En un relato en buena medida impersonal y parco en descripciones, resalta la atención prestada a Bagdad, que tuvo la suerte de visitar antes de la invasión de los mongoles. Tierra de palmeras, huertas y vergeles, “a ella vienen de todos los países con mercadería y en ella hay hombres sabios, filósofos conocedores de toda ciencia y magos conocedores de todo tipo de encantamiento”. Si el viajero valenciano Ibn Yubayr, que pasó por allí unos diez años más tarde, hacía notar que la mayoría de los edificios habían desaparecido y que no quedaba en la urbe musulmana sino el prestigio de su nombre, Benjamín no encuentra palabras para traducir su admiración. “El califa es inmensamente rico y respetado por los príncipes de Turkmenistán, Persia y el país del Tíbet. Mejor aún: es infinitamente sabio. Viste ropajes regios hechos de oro, plata y lino, y en la cabeza lleva un turbante con piedras preciosas de incalculable valor. Sobre el turbante, una pañoleta negra para simbolizar su humildad ante las cosas del mundo, como diciendo: “Ved, todo este honor lo cubrirá una tiniebla el día de la muerte”. A la sombra de este hombre piadoso, versado en la Torá de Israel, viven unos cuarenta mil judíos “en tranquilidad y honor”. No sólo florecen las sinagogas; hay también una “Casa de la Sabiduría” e incluso hospitales para dementes, como el Dar al-Maristan, donde cuidan a los que enloquecen “por causa del calor” hasta que pueden partir, sanos y libres, en el invierno.
Frente a la vivencia libresca del espacio por parte de los peregrinos cristianos, extraños a la realidad que pisaban, el sentido práctico de nuestro caminante abre sus ojos a sociedades diversas. Frente a la visión de universos infranqueables que propiciaron las cruzadas, nuestro avispado mercader nota sin sarcasmo la “inter-confesionalidad” del comercio.

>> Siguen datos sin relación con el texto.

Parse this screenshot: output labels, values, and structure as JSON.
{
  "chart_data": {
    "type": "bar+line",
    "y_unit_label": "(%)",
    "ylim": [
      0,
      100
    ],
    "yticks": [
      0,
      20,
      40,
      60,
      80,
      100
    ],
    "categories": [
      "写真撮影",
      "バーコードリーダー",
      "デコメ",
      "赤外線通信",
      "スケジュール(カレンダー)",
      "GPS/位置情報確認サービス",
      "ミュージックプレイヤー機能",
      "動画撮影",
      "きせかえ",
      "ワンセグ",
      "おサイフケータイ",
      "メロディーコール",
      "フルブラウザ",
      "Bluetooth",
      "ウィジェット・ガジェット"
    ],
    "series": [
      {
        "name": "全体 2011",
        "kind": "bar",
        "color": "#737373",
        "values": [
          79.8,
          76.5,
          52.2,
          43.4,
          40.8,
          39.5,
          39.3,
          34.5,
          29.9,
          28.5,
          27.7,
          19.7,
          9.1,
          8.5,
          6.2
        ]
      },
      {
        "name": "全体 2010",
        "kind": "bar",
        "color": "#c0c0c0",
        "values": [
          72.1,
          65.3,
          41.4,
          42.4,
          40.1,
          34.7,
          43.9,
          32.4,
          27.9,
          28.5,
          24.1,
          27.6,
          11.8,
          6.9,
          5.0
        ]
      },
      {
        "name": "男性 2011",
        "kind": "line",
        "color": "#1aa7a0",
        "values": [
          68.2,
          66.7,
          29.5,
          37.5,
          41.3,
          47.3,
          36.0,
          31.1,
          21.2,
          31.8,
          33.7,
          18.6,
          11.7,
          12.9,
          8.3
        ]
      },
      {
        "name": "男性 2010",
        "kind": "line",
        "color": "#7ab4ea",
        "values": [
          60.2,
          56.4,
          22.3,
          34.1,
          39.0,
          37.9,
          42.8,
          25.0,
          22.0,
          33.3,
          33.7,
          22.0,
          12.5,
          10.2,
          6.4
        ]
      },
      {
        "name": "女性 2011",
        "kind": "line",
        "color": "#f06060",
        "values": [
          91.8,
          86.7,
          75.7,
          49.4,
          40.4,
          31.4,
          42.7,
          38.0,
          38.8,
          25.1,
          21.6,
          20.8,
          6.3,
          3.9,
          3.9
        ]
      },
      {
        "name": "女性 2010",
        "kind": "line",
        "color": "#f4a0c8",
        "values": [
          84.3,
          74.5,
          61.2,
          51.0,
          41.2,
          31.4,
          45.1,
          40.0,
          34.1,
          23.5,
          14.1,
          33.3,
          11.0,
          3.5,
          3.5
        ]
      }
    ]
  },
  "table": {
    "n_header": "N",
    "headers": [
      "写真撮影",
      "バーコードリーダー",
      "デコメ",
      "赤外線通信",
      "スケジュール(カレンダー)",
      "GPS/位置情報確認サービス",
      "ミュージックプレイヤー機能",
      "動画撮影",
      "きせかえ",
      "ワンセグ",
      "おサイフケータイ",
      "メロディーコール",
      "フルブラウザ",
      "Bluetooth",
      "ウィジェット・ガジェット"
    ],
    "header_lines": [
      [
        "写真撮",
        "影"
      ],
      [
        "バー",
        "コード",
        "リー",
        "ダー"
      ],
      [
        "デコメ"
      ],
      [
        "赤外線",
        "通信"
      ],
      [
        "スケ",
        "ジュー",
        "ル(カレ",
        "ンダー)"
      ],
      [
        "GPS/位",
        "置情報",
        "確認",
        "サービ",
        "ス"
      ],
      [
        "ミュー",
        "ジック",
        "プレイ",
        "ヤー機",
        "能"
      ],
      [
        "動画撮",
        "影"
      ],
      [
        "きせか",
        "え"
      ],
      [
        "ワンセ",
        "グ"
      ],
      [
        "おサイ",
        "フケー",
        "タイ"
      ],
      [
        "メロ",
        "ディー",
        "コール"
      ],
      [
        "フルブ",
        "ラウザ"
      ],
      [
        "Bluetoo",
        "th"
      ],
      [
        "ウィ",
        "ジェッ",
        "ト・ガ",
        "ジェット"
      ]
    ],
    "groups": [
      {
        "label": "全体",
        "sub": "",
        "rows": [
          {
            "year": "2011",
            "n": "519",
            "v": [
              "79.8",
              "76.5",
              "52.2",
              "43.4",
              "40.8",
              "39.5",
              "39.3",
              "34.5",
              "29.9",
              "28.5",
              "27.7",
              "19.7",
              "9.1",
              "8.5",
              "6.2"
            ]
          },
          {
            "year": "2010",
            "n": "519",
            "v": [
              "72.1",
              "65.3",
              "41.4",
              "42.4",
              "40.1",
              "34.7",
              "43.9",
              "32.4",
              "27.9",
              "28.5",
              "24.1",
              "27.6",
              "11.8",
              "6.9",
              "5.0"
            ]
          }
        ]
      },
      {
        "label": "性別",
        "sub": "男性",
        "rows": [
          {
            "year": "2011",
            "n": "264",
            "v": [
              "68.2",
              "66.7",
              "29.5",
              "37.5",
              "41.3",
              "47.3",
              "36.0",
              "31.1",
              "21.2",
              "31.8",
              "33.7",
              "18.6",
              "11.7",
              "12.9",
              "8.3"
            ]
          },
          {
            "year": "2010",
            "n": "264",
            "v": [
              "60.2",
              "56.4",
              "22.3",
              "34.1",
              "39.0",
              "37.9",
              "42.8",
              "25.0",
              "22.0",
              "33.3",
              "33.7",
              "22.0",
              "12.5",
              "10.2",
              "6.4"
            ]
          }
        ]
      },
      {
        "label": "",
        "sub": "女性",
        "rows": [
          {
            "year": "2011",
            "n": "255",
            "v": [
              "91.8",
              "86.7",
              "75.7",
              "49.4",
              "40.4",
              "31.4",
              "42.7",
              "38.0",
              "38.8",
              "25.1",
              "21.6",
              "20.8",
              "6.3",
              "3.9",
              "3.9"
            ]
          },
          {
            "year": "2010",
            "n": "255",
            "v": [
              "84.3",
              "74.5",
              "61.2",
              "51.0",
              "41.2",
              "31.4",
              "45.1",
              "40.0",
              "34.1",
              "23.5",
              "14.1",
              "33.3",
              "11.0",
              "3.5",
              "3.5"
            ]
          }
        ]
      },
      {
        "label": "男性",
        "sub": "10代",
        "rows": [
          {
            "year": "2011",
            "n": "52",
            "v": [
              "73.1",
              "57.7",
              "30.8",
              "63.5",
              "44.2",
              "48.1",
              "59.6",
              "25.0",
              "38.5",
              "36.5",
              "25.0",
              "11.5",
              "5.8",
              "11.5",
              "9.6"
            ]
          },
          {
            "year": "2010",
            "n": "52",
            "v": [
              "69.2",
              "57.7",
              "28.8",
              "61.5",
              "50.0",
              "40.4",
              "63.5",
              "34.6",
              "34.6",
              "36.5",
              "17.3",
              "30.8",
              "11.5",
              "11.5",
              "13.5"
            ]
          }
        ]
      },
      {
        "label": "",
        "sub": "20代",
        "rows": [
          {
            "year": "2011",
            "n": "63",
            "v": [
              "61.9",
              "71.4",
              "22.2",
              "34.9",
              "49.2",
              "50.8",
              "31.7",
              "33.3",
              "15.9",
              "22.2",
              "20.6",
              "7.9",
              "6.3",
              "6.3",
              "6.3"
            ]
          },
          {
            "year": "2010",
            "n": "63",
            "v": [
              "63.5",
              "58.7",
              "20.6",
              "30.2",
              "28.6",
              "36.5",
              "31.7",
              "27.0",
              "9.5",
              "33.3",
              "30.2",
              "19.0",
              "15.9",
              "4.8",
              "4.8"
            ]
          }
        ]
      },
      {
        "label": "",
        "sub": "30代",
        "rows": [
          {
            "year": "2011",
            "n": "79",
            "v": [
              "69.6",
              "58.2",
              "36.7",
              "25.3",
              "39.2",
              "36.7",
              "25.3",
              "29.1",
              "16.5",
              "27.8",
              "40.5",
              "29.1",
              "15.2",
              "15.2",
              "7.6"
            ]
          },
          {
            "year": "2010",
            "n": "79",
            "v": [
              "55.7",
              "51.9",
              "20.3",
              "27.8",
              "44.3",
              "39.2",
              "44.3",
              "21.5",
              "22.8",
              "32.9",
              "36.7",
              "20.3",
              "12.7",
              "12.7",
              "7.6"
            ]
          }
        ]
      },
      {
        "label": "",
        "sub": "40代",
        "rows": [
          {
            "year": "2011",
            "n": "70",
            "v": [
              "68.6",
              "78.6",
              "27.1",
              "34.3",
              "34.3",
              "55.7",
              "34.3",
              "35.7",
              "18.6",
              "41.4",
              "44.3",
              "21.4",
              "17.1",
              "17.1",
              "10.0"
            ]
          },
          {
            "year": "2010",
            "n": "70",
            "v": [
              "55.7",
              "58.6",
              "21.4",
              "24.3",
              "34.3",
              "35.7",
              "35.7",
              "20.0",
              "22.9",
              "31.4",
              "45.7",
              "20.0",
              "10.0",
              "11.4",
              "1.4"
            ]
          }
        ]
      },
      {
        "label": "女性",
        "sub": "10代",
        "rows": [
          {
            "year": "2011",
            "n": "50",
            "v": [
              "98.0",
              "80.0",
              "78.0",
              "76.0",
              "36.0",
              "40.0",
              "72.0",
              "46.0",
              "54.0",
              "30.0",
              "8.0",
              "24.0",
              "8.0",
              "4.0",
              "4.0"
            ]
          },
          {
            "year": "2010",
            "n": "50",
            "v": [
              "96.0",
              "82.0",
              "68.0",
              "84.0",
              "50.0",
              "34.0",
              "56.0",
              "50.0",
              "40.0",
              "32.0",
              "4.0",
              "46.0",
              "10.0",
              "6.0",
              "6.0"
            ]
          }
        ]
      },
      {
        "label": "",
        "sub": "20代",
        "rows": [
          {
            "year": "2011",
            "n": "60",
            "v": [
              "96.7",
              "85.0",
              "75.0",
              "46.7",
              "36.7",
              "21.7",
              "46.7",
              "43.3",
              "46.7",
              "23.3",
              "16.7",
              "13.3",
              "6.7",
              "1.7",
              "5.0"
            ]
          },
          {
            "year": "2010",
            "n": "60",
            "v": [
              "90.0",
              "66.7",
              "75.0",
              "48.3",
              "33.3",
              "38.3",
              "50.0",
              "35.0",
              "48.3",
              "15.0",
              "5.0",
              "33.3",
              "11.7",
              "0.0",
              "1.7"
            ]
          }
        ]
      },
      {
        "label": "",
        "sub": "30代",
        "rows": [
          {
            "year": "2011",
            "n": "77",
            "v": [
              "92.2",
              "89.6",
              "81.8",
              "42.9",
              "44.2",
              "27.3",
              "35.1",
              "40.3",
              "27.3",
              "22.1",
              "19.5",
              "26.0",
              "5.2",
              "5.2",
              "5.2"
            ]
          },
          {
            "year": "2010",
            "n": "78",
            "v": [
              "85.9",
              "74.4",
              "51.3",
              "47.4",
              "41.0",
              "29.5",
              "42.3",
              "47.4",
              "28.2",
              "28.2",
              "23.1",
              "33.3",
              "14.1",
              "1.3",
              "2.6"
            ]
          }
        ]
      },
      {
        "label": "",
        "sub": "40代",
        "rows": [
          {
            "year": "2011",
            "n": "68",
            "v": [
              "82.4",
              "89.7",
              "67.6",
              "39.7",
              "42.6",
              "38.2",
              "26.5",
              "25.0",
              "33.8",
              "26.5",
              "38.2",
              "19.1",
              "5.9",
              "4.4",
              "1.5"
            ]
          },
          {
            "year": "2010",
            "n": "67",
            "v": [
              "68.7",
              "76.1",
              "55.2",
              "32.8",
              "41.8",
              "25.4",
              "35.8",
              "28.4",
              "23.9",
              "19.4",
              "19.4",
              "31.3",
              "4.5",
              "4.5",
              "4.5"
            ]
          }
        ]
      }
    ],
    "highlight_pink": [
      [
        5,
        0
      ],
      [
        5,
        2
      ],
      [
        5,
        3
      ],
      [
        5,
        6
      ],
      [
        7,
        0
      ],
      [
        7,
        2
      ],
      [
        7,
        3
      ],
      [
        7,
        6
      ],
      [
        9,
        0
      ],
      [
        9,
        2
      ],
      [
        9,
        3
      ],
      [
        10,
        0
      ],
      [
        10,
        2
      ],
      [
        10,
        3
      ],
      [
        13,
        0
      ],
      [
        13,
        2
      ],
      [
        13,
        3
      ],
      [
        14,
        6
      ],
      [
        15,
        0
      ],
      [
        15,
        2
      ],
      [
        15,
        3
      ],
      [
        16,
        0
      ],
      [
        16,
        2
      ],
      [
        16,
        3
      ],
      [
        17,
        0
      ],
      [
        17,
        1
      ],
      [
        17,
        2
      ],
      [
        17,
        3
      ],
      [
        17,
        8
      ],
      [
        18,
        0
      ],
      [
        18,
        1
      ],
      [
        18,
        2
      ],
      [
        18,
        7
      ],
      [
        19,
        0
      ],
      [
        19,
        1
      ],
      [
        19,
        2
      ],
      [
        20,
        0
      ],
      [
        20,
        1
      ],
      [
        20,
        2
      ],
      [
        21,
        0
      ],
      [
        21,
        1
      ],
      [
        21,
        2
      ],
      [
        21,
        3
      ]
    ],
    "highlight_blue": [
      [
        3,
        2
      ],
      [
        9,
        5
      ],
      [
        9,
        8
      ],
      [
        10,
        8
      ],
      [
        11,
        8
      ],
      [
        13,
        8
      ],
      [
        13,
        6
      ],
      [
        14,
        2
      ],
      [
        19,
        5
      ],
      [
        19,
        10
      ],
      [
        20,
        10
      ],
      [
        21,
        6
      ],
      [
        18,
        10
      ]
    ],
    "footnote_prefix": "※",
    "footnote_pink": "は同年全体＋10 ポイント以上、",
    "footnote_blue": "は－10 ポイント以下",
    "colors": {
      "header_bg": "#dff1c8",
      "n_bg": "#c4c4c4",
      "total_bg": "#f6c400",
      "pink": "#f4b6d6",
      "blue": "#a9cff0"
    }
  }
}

Los peligros del mar, los piratas de Berbería, la fiebre o las fatigas del camino, que humanizan tantos relatos de exploración, están sin embargo ausentes del Séfer Masaot. Aunque no debieron faltarle ni la paciencia, ni el dinero, ni la fe, nada sabemos de su itinerario íntimo y personal. Conocemos sólo las millas, las leguas medidas en distancia de carro, los puntos entre dos desplazamientos. El caminante se desdibuja: él es el camino. El nomadismo deviene movimiento natural: nada hay definitivo. Benjamín apenas sobrevivió a su viaje: el ciclo de su errancia se cierra conjuntamente con el de su vida. Pero antes, la aventura del hombre coincide un momento con la aventura de su decir: el exilio culmina en la escritura, el Libro: la única patria.
Mayté Pérez es hispanista
[1] La primera edición vio la luz en Constantinopla en 1543. Un estudio de los avatares del libro y sus traducciones se encontrará en la primera edición de José Ramón Magdalena Nom de Deus: Libro de viajes de Benjamín de Tudela, Barcelona, Riopiedras, 1989.